To enter Mexico, all U.S. citizens must have undamaged passports or passport cards that are valid for at least six months. Additionally, all travelers going beyond the Mexican border zone must obtain entry permits called Forma Migratoria Multiple, or FMM, at or just inside the border. Travelers must surrender their FMMs when they leave Mexico, and U.S. citizens must show their passports when they re-enter the United States.

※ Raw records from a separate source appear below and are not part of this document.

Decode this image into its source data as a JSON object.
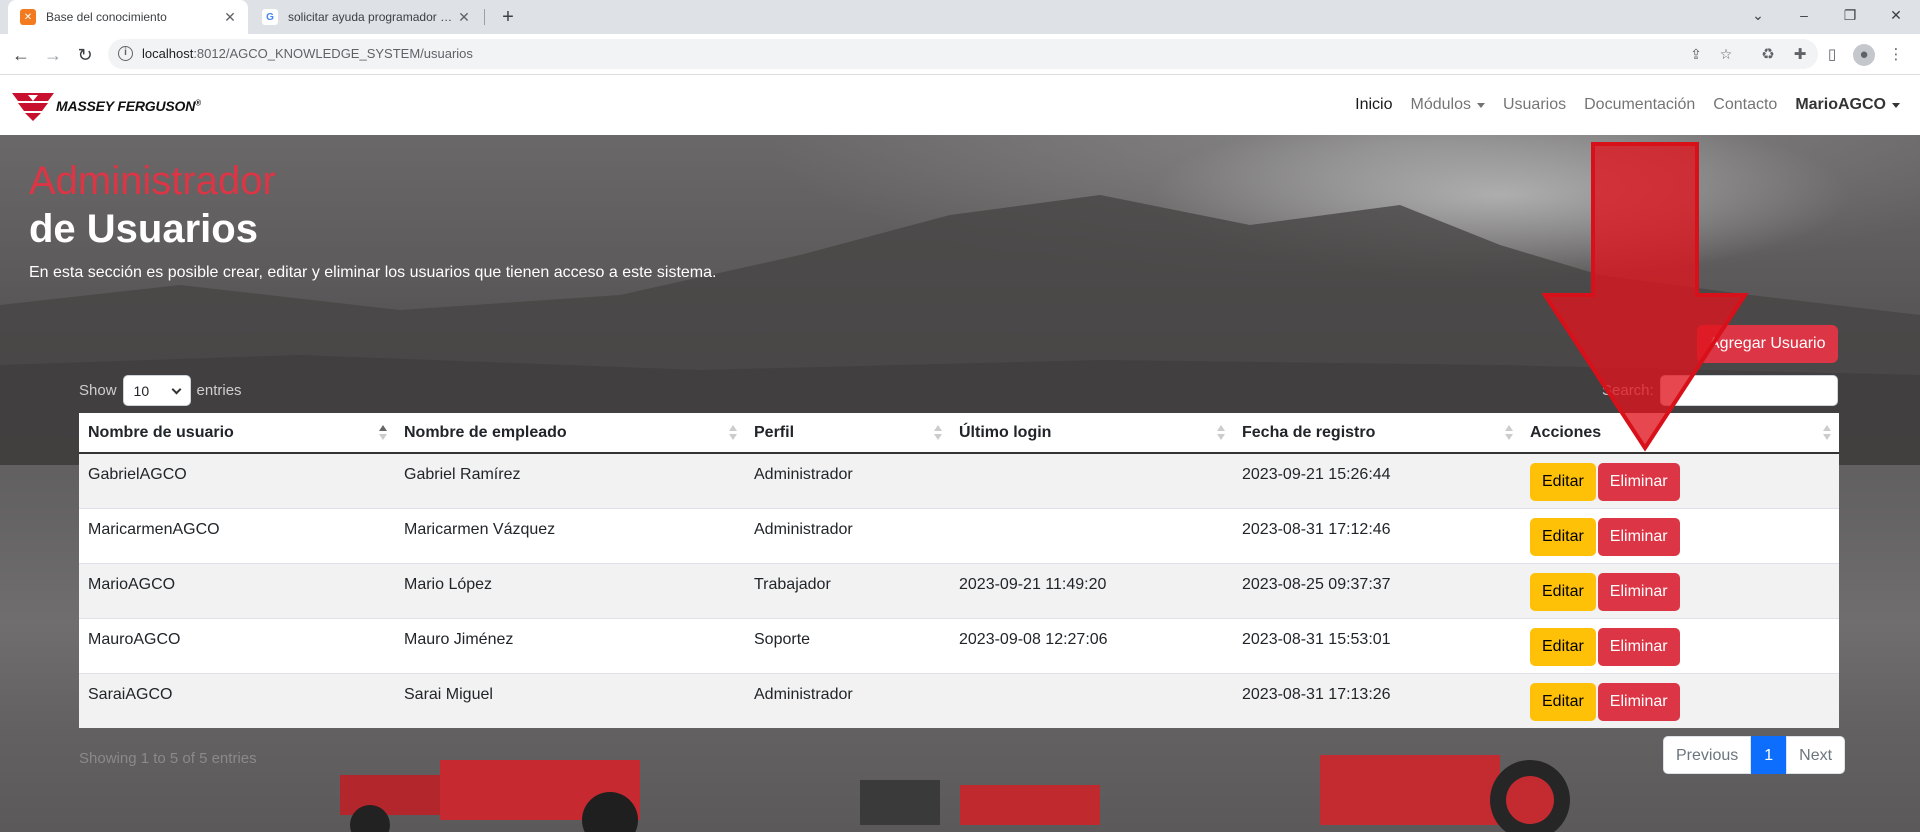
{
  "browser": {
    "tabs": [
      {
        "title": "Base del conocimiento",
        "favicon": "xampp-icon",
        "active": true
      },
      {
        "title": "solicitar ayuda programador - Bu",
        "favicon": "google-icon",
        "active": false
      }
    ],
    "url_host": "localhost",
    "url_path": ":8012/AGCO_KNOWLEDGE_SYSTEM/usuarios"
  },
  "navbar": {
    "brand": "MASSEY FERGUSON",
    "brand_mark": "®",
    "items": [
      {
        "label": "Inicio",
        "active": true
      },
      {
        "label": "Módulos",
        "dropdown": true
      },
      {
        "label": "Usuarios"
      },
      {
        "label": "Documentación"
      },
      {
        "label": "Contacto"
      },
      {
        "label": "MarioAGCO",
        "dropdown": true
      }
    ]
  },
  "hero": {
    "title_line1": "Administrador",
    "title_line2": "de Usuarios",
    "description": "En esta sección es posible crear, editar y eliminar los usuarios que tienen acceso a este sistema."
  },
  "actions": {
    "add_user": "Agregar Usuario"
  },
  "table_controls": {
    "show_label": "Show",
    "page_size": "10",
    "entries_label": "entries",
    "search_label": "Search:",
    "info": "Showing 1 to 5 of 5 entries",
    "previous": "Previous",
    "current_page": "1",
    "next": "Next"
  },
  "table": {
    "columns": [
      "Nombre de usuario",
      "Nombre de empleado",
      "Perfil",
      "Último login",
      "Fecha de registro",
      "Acciones"
    ],
    "edit_label": "Editar",
    "delete_label": "Eliminar",
    "rows": [
      {
        "usuario": "GabrielAGCO",
        "empleado": "Gabriel Ramírez",
        "perfil": "Administrador",
        "login": "",
        "registro": "2023-09-21 15:26:44"
      },
      {
        "usuario": "MaricarmenAGCO",
        "empleado": "Maricarmen Vázquez",
        "perfil": "Administrador",
        "login": "",
        "registro": "2023-08-31 17:12:46"
      },
      {
        "usuario": "MarioAGCO",
        "empleado": "Mario López",
        "perfil": "Trabajador",
        "login": "2023-09-21 11:49:20",
        "registro": "2023-08-25 09:37:37"
      },
      {
        "usuario": "MauroAGCO",
        "empleado": "Mauro Jiménez",
        "perfil": "Soporte",
        "login": "2023-09-08 12:27:06",
        "registro": "2023-08-31 15:53:01"
      },
      {
        "usuario": "SaraiAGCO",
        "empleado": "Sarai Miguel",
        "perfil": "Administrador",
        "login": "",
        "registro": "2023-08-31 17:13:26"
      }
    ]
  },
  "colors": {
    "brand_red": "#dc3545",
    "warning_yellow": "#ffc107",
    "primary_blue": "#0d6efd",
    "annotation_arrow": "#e0141e"
  }
}
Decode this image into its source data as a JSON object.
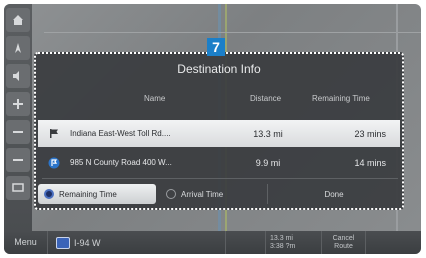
{
  "callout_number": "7",
  "panel": {
    "title": "Destination Info",
    "columns": {
      "name": "Name",
      "distance": "Distance",
      "remaining": "Remaining Time"
    },
    "rows": [
      {
        "icon": "flag-icon",
        "name": "Indiana East-West Toll Rd....",
        "distance": "13.3 mi",
        "remaining": "23 mins"
      },
      {
        "icon": "waypoint-icon",
        "name": "985 N County Road 400 W...",
        "distance": "9.9 mi",
        "remaining": "14 mins"
      }
    ],
    "options": {
      "remaining_time": "Remaining Time",
      "arrival_time": "Arrival Time",
      "done": "Done",
      "selected": "remaining_time"
    }
  },
  "bottom_bar": {
    "menu": "Menu",
    "road": "I-94 W",
    "distance_line1": "13.3 mi",
    "distance_line2": "3:38 ?m",
    "cancel_line1": "Cancel",
    "cancel_line2": "Route"
  },
  "colors": {
    "badge": "#1b7fc8",
    "panel": "#3a3c3f",
    "selected_row": "#e6e8ea"
  }
}
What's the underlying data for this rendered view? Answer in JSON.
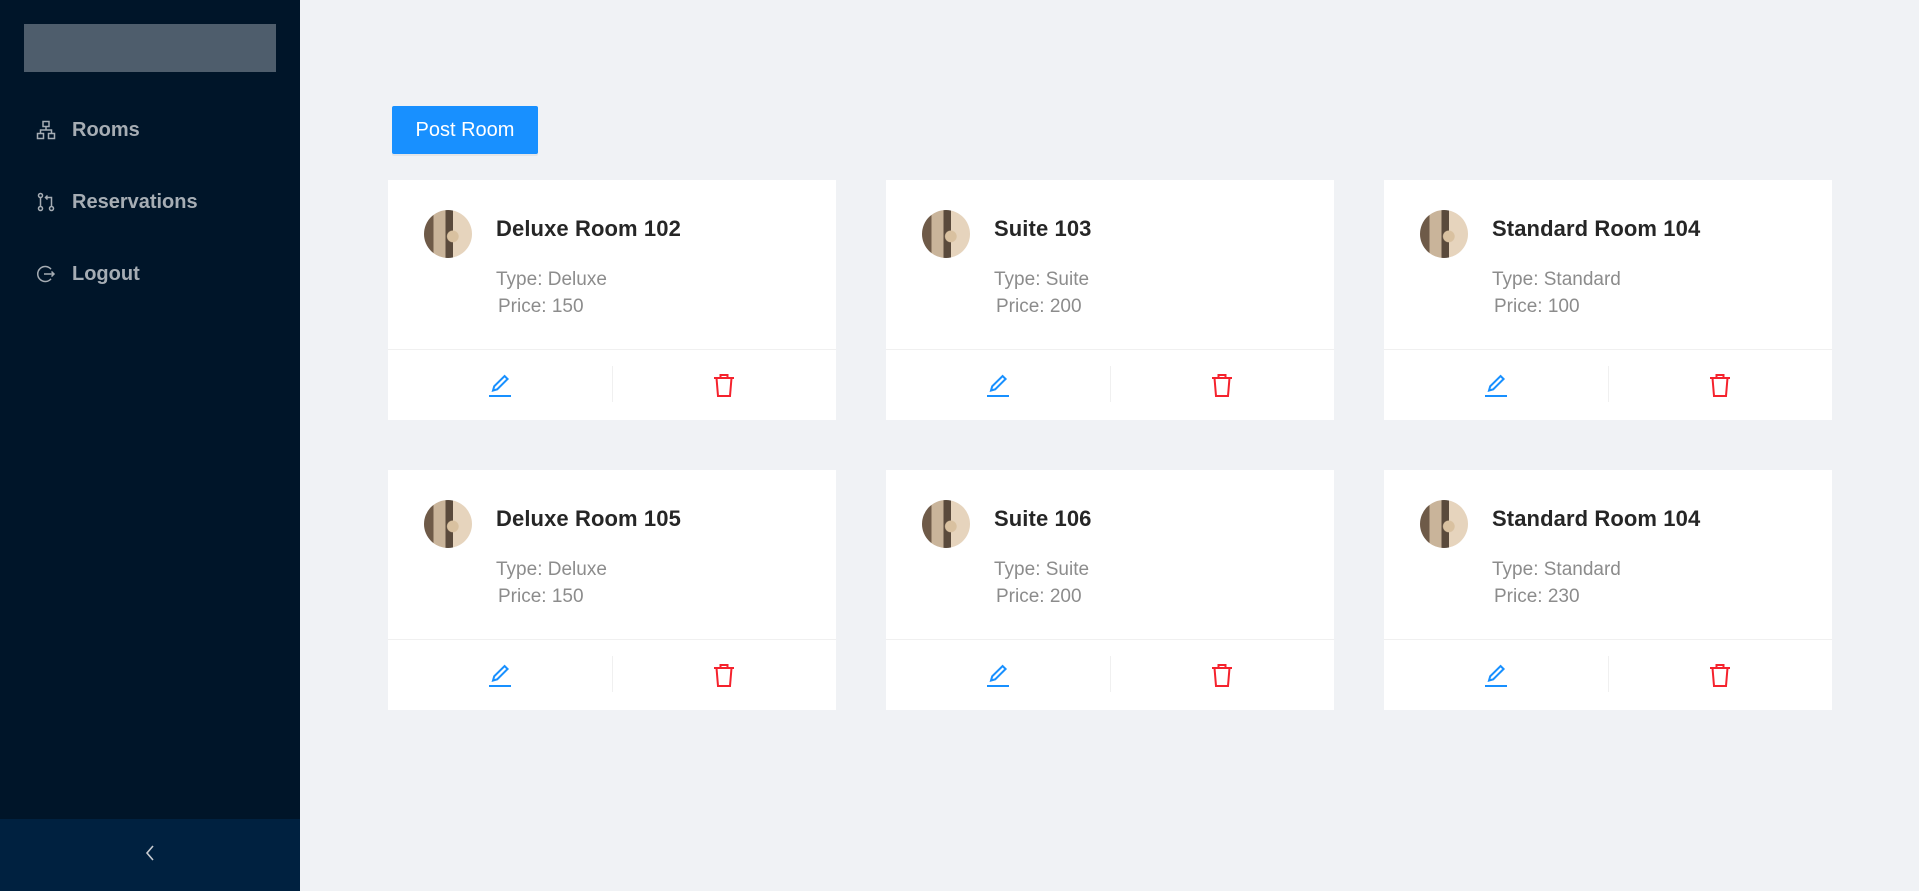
{
  "sidebar": {
    "items": [
      {
        "label": "Rooms",
        "icon": "cluster-icon"
      },
      {
        "label": "Reservations",
        "icon": "pull-request-icon"
      },
      {
        "label": "Logout",
        "icon": "logout-icon"
      }
    ],
    "collapse_icon": "chevron-left-icon"
  },
  "toolbar": {
    "post_label": "Post Room"
  },
  "rooms": [
    {
      "title": "Deluxe Room 102",
      "type": "Type: Deluxe",
      "price": "Price: 150"
    },
    {
      "title": "Suite 103",
      "type": "Type: Suite",
      "price": "Price: 200"
    },
    {
      "title": "Standard Room 104",
      "type": "Type: Standard",
      "price": "Price: 100"
    },
    {
      "title": "Deluxe Room 105",
      "type": "Type: Deluxe",
      "price": "Price: 150"
    },
    {
      "title": "Suite 106",
      "type": "Type: Suite",
      "price": "Price: 200"
    },
    {
      "title": "Standard Room 104",
      "type": "Type: Standard",
      "price": "Price: 230"
    }
  ],
  "colors": {
    "sidebar_bg": "#001529",
    "primary": "#1890ff",
    "danger": "#f5222d",
    "page_bg": "#f0f2f5"
  }
}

Although Mexican authorities accept U.S. passport cards for entry by land, sea and air, to return to the United States by air, U.S. citizens must have full valid passports. Passport cards are acceptable for return by land or sea only. Tourists traveling by land in the 20 to 30 kilometer border zone within Mexico for three days or less do not need FMMs. All other travelers can obtain FMMs for a fee at border crossings, Mexican consulates, Mexican tourist offices and airlines that fly into Mexico. When obtaining their FMMs at borders or within Mexico, tourists should be aware of prevalent scams involving bogus documents and deal only with valid Mexican immigration officials within their offices.
Travelers should safeguard their documents and carry photocopies of their passports and FMMs. If they lose their documents, Mexican officials may fine or arrest them. Regulations on travel documents also apply to U.S. citizens who enter Mexican territorial waters for fishing or other purposes. Minors 18 years and under traveling without their parents need additional documentation.